Some of the confusion relates to CMS putting forth guidance regarding POS codes for telehealth, but not placing this in the context of how providers in Medicare have been instructed to bill for telehealth during the PHE, which has been extended until April 16, 2022, and may be extended further.

In Medicare, telehealth providers have been instructed to use POS 11 along with modifier 95 during the PHE. This is to insure that during the PHE providers are reimbursed at the higher nonfacility rate. For details about facility versus nonfacility rates, please see: Telehealth after the pandemic: CMS outlines proposed changes.

APA believes the intent of CMS’s recent change (Change Request 12427) is to provide a standard code set for differentiating between telehealth received at a typical originating site (POS 02) versus telehealth received in the home (POS 10). These POS options can also be used by other payers to differentiate where the service is received. Please check directly with commercial insurers and Medicaid to determine their policies about POS coding for telehealth. 

Changes to the POS codes for 2022 are outlined below.

02 Telehealth provided other than in patient’s home

The location where health services and health related services are provided or received, through telecommunication technology. Patient is not located in their home when receiving health services or health related services through telecommunication technology.

Effective January 1, 2017.

Description change effective January 1, 2022, and applicable for Medicare April 1, 2022.

10 Telehealth provided in patient’s home

The location where health services and health related services are provided or received, through telecommunication technology. Patient is located in their home (which is a location other than a hospital or other facility where the patient receives care in a private residence) when receiving health services or health related services through telecommunication technology.

This code is effective January 1, 2022, and available to Medicare April 1, 2022.

Medicare has communicated that Change Request 12427 is not requiring Medicare providers to change anything on how they are currently billing their telehealth claims during the PHE.

In-person requirement

In MLN Matters article no. MM12549 (PDF, 170KB) (January 14, 2022), CMS discusses the in-person visit requirement required under the Consolidated Appropriations Act of 2021 for telehealth services for the diagnosis, evaluation, or treatment of mental health disorders which takes effect after the official end of the PHE.

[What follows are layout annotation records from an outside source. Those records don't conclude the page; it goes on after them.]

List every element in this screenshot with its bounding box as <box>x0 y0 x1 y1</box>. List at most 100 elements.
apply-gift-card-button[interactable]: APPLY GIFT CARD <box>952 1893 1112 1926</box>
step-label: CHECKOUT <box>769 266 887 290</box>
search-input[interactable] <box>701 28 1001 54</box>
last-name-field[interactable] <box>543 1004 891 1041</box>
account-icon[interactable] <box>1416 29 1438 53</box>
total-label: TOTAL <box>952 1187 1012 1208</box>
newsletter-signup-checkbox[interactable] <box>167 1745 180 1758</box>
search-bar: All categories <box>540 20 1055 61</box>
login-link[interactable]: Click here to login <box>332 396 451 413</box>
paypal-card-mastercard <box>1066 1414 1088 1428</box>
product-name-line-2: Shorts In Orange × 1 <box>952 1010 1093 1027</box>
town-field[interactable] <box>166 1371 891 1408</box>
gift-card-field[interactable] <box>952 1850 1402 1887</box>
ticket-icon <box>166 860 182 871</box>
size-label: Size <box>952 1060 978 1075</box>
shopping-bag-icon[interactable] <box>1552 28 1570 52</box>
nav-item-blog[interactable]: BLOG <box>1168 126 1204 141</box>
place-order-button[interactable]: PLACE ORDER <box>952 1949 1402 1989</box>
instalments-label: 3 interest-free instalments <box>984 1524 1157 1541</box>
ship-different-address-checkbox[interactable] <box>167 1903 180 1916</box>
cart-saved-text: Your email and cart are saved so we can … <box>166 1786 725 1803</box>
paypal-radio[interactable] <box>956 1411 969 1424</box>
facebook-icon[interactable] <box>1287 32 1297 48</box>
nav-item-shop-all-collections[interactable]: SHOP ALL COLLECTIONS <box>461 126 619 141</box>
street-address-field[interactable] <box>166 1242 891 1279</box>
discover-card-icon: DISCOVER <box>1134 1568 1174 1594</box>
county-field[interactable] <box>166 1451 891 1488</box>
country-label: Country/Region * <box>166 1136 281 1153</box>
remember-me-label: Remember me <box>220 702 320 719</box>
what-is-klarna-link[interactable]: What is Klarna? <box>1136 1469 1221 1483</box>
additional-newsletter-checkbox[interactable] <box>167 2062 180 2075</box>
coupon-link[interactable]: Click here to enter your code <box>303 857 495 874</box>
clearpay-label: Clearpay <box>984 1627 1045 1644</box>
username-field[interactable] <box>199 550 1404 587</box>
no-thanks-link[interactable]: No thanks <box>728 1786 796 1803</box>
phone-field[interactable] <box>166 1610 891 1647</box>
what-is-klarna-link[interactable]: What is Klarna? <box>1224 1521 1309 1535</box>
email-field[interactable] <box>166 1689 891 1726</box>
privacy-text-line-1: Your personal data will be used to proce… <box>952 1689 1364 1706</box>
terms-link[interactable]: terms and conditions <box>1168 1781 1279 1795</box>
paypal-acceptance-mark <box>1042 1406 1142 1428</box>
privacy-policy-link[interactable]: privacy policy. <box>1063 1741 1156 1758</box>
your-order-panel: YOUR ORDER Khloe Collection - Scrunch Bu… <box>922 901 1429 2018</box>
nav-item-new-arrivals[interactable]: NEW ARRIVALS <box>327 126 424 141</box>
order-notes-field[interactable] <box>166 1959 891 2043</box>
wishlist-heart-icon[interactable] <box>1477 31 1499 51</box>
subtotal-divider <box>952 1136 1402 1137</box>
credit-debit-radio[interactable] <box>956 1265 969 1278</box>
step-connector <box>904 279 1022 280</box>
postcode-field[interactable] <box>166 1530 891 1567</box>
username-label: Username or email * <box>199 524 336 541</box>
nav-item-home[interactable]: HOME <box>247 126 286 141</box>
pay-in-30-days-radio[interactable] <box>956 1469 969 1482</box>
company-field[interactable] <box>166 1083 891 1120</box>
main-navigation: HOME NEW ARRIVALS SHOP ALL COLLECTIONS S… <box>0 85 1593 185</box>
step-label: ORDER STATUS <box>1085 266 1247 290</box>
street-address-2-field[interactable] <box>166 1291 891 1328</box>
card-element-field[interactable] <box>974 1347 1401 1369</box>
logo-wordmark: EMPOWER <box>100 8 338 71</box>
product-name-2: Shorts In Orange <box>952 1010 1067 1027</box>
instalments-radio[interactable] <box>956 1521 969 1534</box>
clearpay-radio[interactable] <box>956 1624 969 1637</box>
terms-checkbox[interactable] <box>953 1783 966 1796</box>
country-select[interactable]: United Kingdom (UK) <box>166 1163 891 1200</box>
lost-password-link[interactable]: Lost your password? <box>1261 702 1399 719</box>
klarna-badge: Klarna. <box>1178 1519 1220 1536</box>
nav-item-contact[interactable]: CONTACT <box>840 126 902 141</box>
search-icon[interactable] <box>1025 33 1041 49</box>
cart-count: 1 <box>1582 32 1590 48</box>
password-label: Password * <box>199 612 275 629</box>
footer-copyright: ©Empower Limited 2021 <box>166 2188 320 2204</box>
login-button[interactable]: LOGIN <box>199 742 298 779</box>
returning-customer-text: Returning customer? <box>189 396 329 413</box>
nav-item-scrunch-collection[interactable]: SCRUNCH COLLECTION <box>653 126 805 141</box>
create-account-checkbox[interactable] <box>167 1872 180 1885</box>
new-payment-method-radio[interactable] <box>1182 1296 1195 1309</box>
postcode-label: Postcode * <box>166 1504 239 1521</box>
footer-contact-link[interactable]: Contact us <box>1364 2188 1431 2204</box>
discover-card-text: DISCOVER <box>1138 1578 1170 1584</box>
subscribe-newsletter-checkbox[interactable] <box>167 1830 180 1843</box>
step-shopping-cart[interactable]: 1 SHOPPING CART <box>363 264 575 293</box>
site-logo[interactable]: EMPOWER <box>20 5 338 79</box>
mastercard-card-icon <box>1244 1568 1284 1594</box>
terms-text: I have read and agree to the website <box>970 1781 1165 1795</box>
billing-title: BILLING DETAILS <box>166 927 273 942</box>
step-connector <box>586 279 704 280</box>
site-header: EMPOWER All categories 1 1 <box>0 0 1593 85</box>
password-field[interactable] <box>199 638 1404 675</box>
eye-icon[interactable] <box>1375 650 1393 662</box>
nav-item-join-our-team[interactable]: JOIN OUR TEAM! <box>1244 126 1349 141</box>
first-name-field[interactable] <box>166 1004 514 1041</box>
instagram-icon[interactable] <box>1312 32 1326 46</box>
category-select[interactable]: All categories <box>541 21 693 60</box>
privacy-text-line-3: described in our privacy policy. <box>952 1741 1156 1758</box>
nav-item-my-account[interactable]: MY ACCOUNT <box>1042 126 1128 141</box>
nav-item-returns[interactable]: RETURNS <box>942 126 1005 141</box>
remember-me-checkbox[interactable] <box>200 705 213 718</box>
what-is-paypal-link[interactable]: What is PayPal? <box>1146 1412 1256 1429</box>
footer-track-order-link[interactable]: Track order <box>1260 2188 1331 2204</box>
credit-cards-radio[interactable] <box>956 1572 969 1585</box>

CMS explains that after the PHE ends, patients receiving telehealth mental health services must have an in-person, face-to-face (i.e., nontelehealth) visit within six months of the initial telehealth mental health service. Patients must then have another in-person, face-to-face visit within 12 months of the date of the initial six-month in-person visit. For patients who began receiving mental health services through telehealth during the PHE there must be an in-person visit no later than six months after the PHE ends.

CMS notes that there can be exceptions to the subsequent 12 month in-person visits, which must be documented in the patient’s medical record and provide the reason for the exception. Examples given by the agency include travel hardship and unreliability of the patient in scheduling. If the patient’s original telehealth provider is unavailable for the face-to-face visit a colleague in the same subspecialty and in the same group practice may provide the in-person service.

New modifiers

In the same MLN article CMS also introduces two new modifiers for use when billing for telehealth services. Of most interest to psychologists is modifier FQ, for when the telehealth service is furnished using real-time audio-only communication technology. Medicare is not requiring the use of this new modifier at this time.

A second new modifier, FR, indicates a supervising practitioner was present through real-time, audio-visual communication technology. The FR modifier will not be used by psychologists in Medicare since psychologists cannot bill for services provided by trainees.

Psychologists should continue to watch for communication from their MACs regarding any updates for billing Medicare. Psychologists should also check with commercial payers and Medicaid to determine how to bill for telehealth during the PHE and for implementation of the FQ modifier.